If you want to stand for the States, you will need a proposer and a seconder before you are allowed to register as a candidate.

You will have to submit a nomination form signed by your proposer and seconder to the Bailiff’s office at the Royal Court. Look out for the candidates’ guidance on Election2020.gg to find out about the technical side of the nomination process, and how to get hold of a nomination form!

You are going to have a very short window to get your nomination in. Nominations open at 9am on Tuesday 1 September 2020. They close at 4pm (that’s four o’clock, f-o-u-r … it’s not a typo!) on Friday 4 September 2020. Once that deadline has passed, it’s too late. So it’s important to prepare for this in advance.

The Reform Law says that your proposer and seconder both need to be registered on the Electoral Roll. So if you know who you want, and they’re not signed up, nag them until they do! You only have until 21 August 2020 to register – and unfortunately you’ve got to do it again for this Election, even if you voted in the last one.

(Side note: The Reform Law (Guernsey) 1948 is the main law that sets out rules for Elections in Guernsey. You’d never guess it from the title! It’s available to download on GuernseyLegalResources.gg, which is a kind of online library of all Guernsey’s laws. I’d strongly recommend getting yourself a copy – you’ll want the version that’s called a ‘Consolidated Text’, which includes all the updates – and starting to learn your way around it.)

Apart from being on the Electoral Roll, there are no limits on who can propose or second you. It’s an island-wide election, so they don’t have to live in your parish – but if maintaining a link to a particular parish is important for you, that might be something you take into account when you decide who to ask.

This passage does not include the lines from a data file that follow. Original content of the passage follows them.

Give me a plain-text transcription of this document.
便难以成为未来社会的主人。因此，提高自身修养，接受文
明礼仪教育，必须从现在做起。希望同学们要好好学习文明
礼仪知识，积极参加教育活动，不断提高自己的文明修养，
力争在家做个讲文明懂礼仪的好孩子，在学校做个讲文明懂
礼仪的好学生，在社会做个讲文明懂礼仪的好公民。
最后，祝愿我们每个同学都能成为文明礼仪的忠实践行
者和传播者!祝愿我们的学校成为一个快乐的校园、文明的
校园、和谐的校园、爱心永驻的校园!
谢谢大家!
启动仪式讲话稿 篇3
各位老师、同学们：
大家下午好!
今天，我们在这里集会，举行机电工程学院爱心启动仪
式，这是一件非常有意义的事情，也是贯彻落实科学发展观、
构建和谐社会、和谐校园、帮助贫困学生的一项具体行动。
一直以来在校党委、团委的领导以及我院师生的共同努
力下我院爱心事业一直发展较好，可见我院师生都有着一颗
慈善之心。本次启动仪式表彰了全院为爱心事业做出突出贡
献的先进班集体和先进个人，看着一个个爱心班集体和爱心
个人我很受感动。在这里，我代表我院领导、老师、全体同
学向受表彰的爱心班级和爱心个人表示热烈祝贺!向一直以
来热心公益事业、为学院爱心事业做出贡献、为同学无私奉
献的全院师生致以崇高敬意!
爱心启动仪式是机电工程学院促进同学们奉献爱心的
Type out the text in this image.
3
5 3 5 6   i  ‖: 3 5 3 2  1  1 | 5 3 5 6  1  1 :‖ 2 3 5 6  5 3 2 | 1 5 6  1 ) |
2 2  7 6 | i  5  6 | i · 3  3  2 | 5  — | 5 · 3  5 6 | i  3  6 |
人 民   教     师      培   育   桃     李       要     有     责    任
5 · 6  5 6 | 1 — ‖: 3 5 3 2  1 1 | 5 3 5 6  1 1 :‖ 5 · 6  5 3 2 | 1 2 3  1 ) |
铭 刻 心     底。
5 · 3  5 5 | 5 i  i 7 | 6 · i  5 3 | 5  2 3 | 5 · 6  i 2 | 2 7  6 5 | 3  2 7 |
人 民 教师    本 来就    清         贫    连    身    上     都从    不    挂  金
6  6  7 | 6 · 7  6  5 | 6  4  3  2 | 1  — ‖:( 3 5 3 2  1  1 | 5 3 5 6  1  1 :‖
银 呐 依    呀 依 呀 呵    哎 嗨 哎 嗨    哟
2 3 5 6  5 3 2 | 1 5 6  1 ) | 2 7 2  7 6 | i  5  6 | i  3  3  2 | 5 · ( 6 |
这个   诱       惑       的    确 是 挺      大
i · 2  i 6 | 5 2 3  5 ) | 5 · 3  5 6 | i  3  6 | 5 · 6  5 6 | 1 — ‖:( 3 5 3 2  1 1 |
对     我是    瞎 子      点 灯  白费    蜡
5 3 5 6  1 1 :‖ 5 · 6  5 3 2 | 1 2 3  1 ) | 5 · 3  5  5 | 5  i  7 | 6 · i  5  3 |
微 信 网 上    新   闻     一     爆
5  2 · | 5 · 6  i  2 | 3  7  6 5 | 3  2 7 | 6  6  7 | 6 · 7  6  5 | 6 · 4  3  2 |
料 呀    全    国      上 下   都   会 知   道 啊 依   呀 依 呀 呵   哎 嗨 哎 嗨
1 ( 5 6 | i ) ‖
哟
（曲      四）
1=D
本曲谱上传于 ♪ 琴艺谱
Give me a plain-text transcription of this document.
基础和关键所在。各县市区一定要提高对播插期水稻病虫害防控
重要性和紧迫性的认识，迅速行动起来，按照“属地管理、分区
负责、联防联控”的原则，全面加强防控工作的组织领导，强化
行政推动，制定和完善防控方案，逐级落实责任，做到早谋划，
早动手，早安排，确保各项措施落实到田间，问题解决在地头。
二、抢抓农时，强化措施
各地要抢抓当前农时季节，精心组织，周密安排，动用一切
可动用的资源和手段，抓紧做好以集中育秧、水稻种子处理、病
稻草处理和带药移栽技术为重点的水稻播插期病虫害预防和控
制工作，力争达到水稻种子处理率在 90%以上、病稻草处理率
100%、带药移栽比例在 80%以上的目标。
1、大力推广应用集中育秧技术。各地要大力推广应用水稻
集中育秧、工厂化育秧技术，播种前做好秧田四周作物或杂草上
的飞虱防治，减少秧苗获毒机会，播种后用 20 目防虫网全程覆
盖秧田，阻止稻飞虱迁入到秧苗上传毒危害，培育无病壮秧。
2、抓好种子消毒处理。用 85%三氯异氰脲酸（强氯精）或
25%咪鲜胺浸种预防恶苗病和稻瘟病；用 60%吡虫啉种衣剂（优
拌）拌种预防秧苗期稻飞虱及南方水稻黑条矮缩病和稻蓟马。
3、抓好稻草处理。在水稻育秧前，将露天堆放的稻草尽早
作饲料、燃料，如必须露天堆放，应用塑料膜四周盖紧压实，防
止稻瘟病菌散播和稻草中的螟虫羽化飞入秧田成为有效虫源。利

Likewise, if you’re standing because you want to work in a particular area or to represent a particular cause, you might want to approach someone who has experience in that sector or shares your values on that issue.

Honestly: I have never looked twice at who is proposing or seconding a candidate. It is much less important than what the candidate themselves stands for, and how they behave. Other people might look more closely at your proposer and seconder – and perhaps it will count for more in an island-wide election than it did in the past – but it is still only a tiny part of your overall campaign.

For me, the thing that would be most important in choosing a proposer and seconder is trust – do they trust me, and do I trust them?

As a potential proposer or seconder, I’d be glad to nominate or second someone if I know I can vouch for their good character. Of course I’d take an interest in their policies and principles – there are some things I could simply never put my name to – but the main thing I’d be considering is: “Do I believe this person is good, and sincere, and will serve Guernsey to the best of their ability?”

As a candidate, I would want the security of knowing that my proposer and seconder are people who really believe in me – something that runs even deeper than a shared interest on an important subject.

But just because that’s my priority, doesn’t mean it also has to be yours. Think about what you want your choice of proposer and seconder to say about you, and approach the right people for you.

The bottom line is simply that your proposer and seconder have to be registered on the Electoral Roll; that you get your paperwork in order for them to sign; and that you get your nomination in before 4pm on Friday 4 September. Good luck!